Sur la route qui mène de la base de vie à l'usine, les carcasses des voitures utilisées par les terroristes sont encore visibles. A l'entrée du bâtiment, des militaires montent la garde. La première unité de production garde les traces de l'attaque terroriste.

"Les terroristes ont fait exploser leurs otages", nous explique un technicien.

Des équipes techniques fouillent partout dans l'usine à la recherche du moindre objet dangereux avant son redémarrage.

"On cherche surtout les balles. On ne doit prendre aucun risque. Si une seule balle subsiste, elle pourrait faire des dégâts", nous confie un technicien.

Tous les employés ont tenu à rendre hommage à Mohamed Amine Lahmar, ce jeune agent de sécurité qui a sacrifié sa vie pour éviter le pire.

Il a déclenché l'alarme de sécurité, indiquant aux employés de stopper les machines.

Les terroristes l'ont tué d'une balle dans la tête.

Le 24 février, une cérémonie commémorative sera organisée à la base de Tiguentourine pour honorer la mémoire de celui qui est dorénavant considéré comme un héros.

Pour le moment, les responsables du site font tout ce qu'ils peuvent pour une reprise partielle des activités de l'usine.

L'opération de redémarrage sera confiée exclusivement au personnel algérien.
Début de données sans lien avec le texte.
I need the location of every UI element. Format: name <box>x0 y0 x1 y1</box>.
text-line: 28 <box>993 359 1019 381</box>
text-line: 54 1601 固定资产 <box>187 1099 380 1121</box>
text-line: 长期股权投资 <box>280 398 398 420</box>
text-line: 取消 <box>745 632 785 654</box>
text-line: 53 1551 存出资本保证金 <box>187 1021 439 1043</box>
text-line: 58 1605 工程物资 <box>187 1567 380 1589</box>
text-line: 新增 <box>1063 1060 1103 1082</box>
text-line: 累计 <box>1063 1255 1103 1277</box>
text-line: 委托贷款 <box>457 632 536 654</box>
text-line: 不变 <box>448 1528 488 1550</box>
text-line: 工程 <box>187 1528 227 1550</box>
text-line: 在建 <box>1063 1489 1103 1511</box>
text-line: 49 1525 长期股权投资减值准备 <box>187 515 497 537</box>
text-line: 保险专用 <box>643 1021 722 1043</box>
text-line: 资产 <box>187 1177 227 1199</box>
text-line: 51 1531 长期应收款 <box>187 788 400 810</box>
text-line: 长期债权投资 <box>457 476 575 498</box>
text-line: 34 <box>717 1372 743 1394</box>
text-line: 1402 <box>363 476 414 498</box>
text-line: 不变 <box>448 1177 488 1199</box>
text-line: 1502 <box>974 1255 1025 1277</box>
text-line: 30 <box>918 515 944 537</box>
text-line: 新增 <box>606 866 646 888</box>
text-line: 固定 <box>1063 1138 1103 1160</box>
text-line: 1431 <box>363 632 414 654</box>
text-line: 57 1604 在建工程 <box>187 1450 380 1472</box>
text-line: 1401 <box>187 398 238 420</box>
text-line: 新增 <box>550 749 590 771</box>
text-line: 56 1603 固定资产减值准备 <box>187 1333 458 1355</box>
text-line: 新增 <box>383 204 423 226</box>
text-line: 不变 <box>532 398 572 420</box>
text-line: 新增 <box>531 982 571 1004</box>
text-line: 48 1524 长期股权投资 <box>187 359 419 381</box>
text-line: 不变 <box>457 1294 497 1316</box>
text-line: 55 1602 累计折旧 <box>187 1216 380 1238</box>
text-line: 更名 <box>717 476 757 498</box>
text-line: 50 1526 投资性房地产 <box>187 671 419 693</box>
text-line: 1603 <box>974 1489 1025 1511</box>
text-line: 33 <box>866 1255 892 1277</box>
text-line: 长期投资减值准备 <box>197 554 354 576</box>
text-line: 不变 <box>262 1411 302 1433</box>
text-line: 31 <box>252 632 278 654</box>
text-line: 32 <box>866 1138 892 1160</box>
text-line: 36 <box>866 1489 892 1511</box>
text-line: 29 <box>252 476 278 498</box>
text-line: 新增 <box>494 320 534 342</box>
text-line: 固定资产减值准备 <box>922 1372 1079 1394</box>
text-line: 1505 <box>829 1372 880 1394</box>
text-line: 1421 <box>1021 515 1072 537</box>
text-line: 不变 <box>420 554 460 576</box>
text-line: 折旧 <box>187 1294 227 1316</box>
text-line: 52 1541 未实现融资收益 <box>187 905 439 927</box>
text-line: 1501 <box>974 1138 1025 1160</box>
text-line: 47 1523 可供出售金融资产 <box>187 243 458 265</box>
Les personnels de Statoil et de British Petroleum ne devraient revenir sur le site que d'ici trois mois.

"Je suis favorable à la présence des militaires sur le site et c'est ce que je proposerai à nos partenaires lors de l'élaboration du nouveau plan de sécurité", indique Ben Adouda.

Le plan de recrutement du personnel contractuel (cuisine, parc auto et gardiennage) devra également être révisé. Un des membres du commando était un ancien chauffeur, de nationalité nigérienne, qui travaillait dans la base de vie.

Le frère du leader d'AQMI Abou Zeid (alias Hamid Essoufi et Mohamed Ghadir) possédait une société de transport disposant de contrats avec British Petrolium. Abou Zeid avait réussi à faire embaucher trois membres de sa famille au sein du site à des postes contractuels.

Les responsables des services algériens de renseignement travailleraient aux côtés de BP sur ces failles sécuritaires.